• SMK Negeri 1 Balikpapan
Studi: Jus Tomat Bisa Turunkan Kolesterol Jahat

REPUBLIKA.CO.ID, JAKARTA -- Menjalin silaturahmi di momen Lebaran mungkin terasa kurang lengkap tanpa menyantap beragam hidangan lezat khas Idul Fitri. Meskipun menyenangkan, pola makan yang kurang seimbang selama merayakan Lebaran dapat memicu peningkatan kadar kolesterol 'jahat' atau LDL serta tekanan darah.

Seperti diketahui, tekanan darah tinggi dan peningkatan kadar kolesterol LDL merupakan faktor risiko dari beragam masalah kardiovaskular. Menjaga kadar kolesterol dan tekanan darah tetap terkontrol merupakan salah satu kunci yang penting dalam menjaga kesehatan, khususnya kesehatan kardiovaskular.

Berdasarkan studi terbaru dalam jurnal Food Science & Nutrition, minum jus tomat tanpa garam dapat membantu menurunkan dan mengontrol kadar kolesterol LDL dan tekanan darah. Studi ini melibatkan hampir 500 partisipan di mana 297 di antaranya adalah perempuan dan 184 lainnya adalah laki-laki. 

Selama studi berlangsung, seluruh partisipan diberikan satu buah tugas. Tugas tersebut adalah meminum jus tomat tanpa garam selama satu tahun penuh. Jumlah jus tomat yang harus diminum oleh para partisipan tidak dibatasi. Hal terpenting adalah para partisipan hanya boleh meminum jus tomat tanpa garam. 

Dari seluruh partisipan yang ada, sebanyak 94 orang di antaranya memiliki tekanan darah tinggi maupun pra-tekanan darah tinggi yang tidak terkontrol. Setelah satu tahun penuh meminum jus tomat tanpa garam, tekanan darah para partisipan ini mengalami penurunan. 
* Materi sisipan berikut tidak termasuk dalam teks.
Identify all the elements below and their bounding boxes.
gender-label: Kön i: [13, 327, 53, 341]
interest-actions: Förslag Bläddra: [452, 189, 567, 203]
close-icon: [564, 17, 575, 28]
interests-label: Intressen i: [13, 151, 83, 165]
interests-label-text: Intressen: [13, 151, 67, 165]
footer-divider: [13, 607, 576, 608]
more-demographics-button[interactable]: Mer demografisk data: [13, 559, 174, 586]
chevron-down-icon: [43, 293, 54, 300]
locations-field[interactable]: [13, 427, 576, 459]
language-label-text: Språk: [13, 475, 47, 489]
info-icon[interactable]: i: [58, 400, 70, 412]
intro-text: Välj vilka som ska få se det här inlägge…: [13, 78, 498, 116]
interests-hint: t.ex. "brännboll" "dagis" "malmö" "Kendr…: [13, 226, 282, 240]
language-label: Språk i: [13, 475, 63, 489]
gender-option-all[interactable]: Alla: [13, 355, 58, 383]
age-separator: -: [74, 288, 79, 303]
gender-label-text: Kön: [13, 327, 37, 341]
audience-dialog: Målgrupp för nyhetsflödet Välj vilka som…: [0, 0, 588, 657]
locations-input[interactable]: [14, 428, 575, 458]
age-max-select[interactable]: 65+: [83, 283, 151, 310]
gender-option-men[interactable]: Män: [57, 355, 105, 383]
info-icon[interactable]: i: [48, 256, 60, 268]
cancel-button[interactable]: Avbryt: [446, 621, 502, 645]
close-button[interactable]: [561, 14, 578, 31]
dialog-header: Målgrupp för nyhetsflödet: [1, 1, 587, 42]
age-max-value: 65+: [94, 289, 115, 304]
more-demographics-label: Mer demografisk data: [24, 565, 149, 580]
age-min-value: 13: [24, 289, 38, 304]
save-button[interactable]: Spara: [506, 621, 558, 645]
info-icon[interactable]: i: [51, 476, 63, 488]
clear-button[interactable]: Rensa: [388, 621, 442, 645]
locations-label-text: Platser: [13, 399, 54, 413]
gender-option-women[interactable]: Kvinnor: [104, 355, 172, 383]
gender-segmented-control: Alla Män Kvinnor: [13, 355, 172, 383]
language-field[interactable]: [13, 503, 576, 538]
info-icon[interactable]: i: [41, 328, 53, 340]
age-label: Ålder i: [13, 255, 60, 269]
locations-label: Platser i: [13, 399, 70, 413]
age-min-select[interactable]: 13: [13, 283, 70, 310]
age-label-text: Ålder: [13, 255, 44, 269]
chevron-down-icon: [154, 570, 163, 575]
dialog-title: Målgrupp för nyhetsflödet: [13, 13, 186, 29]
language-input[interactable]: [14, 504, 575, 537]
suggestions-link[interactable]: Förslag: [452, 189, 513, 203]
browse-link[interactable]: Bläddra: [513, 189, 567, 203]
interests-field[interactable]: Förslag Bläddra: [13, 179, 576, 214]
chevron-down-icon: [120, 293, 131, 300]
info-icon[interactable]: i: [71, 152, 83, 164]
Rata-rata tekanan darah sistolik para partisipan menurun dari 141,2 mmHg menjadi 137 mmHg. Sedangkan rata-rata tekanan darah diastolik para partisipan menurun dari 83,3 mmHg menjadi 80,8 mmHg. 

Manfaat konsumsi jus tomat tanpa garam juga terlihat pada 125 partisipan yang memiliki kadar kolesterol LDL tinggi. Setelah satu tahun meminum jus tomat tanpa garam, rata-rata kadar kolesterol LDL para partisipan tersebut menurun dari 155 mg/dL menjadi 149 mg/dL.

Seperti dilansir Slashgear, perubahan ini tidak terpengaruh oleh usia maupun jenis kelamin partisipan. Kuncinya ada pada kandungan garam pada jus tomat yang dikonsumsi.

Jus tomat kemasan umumnya memiliki kandungan sodium yang tinggi. Konsumsi sodium yang tinggi dapat memicu terjadinya peningkatan tekanan darah dan berpotensi memberi dampak negatif bagi kesehatan kardiovaskular dalam jangka panjang. Karena itu, penelitian ini hanya membolehkan partisipan meminum jus tomat tanpa garam atau jus tomat yang tak memiliki kandungan sodium.